Book Review: Becoming by Michelle Obama

Becoming, by Michelle Obama

Becoming, by Michelle Obama

Reading Michelle Obama’s biography left me feeling like I’d been invited into her home or watched her being interviewed by Oprah. As I put the book down each night at bedtime, I felt warmed, welcomed and delighted by this amazing powerhouse of a First Lady. Her tone as an author is easy to relate to and down-to-earth.

I was living in Kenya when Barack Obama was elected president. It felt like an amazing miracle that the U.S. had chosen its first black president. It was amusing to read that his own wife didn’t believe it was possible for him to be elected at the beginning of his presidential campaign. Reading about her background and life, I recognized how very different her story was from Barack’s and how much his success depended on her strength, her experience, her steadiness and her support. These characteristics were due in large part to the values she learned from her phenomenal family.

The steadfast bedrock of her parents allowed Michelle to reach new heights and conquer vast horizons. Rather than simply focusing on individual success, Michele chose a career path that meant her skills and capacities were applied in service to her community by building bridges to various institutions where she worked.

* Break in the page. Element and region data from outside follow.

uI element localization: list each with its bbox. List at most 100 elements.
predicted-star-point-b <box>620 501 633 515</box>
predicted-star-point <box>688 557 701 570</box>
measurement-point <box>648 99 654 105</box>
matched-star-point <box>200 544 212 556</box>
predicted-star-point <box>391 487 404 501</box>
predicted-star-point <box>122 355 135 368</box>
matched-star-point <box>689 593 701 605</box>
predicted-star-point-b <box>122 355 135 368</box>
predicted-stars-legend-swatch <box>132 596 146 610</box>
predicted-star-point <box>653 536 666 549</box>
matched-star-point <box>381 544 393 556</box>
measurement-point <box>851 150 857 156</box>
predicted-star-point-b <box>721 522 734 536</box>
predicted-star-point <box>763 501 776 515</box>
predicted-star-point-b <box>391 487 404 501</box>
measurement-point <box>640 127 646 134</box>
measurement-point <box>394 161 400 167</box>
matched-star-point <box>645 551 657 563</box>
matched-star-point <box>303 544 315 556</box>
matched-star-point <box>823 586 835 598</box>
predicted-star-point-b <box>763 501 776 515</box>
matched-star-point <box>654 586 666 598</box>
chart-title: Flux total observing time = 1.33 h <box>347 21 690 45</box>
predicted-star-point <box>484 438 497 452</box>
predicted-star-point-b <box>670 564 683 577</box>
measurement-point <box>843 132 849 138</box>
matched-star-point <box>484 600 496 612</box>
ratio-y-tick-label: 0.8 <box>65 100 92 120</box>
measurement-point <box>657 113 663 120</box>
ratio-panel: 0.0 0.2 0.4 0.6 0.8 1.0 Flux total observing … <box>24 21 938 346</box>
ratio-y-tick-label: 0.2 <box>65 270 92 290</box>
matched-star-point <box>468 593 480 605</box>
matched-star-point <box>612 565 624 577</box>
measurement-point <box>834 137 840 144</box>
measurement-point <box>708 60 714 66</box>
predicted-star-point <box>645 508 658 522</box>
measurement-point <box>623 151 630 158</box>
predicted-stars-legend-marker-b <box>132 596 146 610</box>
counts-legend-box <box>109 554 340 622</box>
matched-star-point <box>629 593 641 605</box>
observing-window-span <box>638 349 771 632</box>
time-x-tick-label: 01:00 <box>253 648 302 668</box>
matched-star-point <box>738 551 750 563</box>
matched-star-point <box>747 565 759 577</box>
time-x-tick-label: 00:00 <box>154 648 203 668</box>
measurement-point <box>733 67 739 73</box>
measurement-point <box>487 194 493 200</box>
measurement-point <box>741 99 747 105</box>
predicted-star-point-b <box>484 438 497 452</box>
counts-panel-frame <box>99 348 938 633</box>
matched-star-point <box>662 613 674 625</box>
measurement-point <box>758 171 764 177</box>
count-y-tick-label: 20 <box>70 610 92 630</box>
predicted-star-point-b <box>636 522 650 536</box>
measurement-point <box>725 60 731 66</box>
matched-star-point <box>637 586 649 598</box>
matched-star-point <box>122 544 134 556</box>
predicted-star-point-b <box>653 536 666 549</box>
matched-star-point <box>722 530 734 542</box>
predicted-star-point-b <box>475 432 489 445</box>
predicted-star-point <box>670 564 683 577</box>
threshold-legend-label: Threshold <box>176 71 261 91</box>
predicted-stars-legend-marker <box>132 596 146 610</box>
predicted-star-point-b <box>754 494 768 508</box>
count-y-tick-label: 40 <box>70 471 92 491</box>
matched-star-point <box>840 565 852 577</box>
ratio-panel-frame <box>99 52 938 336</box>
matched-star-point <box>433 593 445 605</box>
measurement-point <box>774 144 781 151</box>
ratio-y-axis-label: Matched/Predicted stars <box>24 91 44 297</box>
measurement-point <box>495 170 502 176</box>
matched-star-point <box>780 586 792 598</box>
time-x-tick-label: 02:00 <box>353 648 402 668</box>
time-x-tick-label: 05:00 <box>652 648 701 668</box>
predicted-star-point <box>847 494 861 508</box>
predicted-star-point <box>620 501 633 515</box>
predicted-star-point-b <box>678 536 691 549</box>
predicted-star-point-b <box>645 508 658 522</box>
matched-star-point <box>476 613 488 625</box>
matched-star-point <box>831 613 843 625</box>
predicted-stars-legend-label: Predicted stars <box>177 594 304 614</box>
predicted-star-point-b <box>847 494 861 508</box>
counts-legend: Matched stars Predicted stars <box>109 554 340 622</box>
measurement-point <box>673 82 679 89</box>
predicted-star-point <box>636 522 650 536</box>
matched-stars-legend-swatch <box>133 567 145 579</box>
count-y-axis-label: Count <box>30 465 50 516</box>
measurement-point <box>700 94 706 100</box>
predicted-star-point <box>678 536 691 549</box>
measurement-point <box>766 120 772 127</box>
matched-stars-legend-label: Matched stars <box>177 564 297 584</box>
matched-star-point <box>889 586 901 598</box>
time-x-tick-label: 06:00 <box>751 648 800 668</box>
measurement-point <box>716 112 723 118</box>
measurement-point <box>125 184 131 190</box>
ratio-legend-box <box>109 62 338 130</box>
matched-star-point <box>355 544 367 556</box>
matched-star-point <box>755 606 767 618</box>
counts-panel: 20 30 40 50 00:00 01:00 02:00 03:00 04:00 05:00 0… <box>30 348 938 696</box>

It is her essential humanity that has made Michelle such an enormously popular First Lady. She shares candidly about her concern with her children, her challenges in finding a work/home life balance and the crises she and Barack confronted. She describes her confusion and discomfort that after working so hard to become a lawyer and a highly successful career woman, what the public seemed most interested in were her clothes rather than her capabilities.

Michelle’s candor about her experience as an African American woman navigating the bastions of white privilege such as Ivy League universities and law firms was refreshing to read. As she explains,“There were so few of us minority kids at Princeton, I suppose, that our presence was always conspicuous. I mainly took this as a mandate to over-perform, to do everything I possibly could to keep up with or even plow past the more privileged people around me… My intensity was spawned at least in part by a feeling of ‘I’ll show you’. If in high school I’d felt as if I were representing my neighborhood, now at Princeton I was representing my race. Any time I found my voice in class or nailed an exam, I quietly hoped it helped make a larger point.” (Becoming, pp. 79-80)

One aspect that was less present in her book is how much FUN she seems to be. The hip and funny Michelle that we see in the Carpool Karaoke or any time she was on Ellen is a bit absent in her book. I missed having more laugh-out loud moments, such as the one when Michelle and Malia tried to bust out of the White House to see it lit in rainbow colors to commemorate the passing of the marriage equality bill: “I turned to the group behind us, which had grown to include a uniformed Secret Service officer in a white shirt and a black tie. ‘How do you open this thing?’ I said, to no one in particular. ‘There’s got to be a key.’ [The usher on duty wryly replied,] ‘I’m not sure that’s the door you want. Every network news camera is aimed at the north side of the White House right now.’ She did have a point. My hair was a mess and I was in flip-flops, shorts and a T-shirt. Not exactly dressed for public appearance.” (Becoming, p.399)

This book is engaging and heart-warming. I was left wanting to reach out and write her a letter because I felt such a deep sense of connection to her. Michelle Obama’ s autobiography is one I can imagine every person thoroughly enjoying.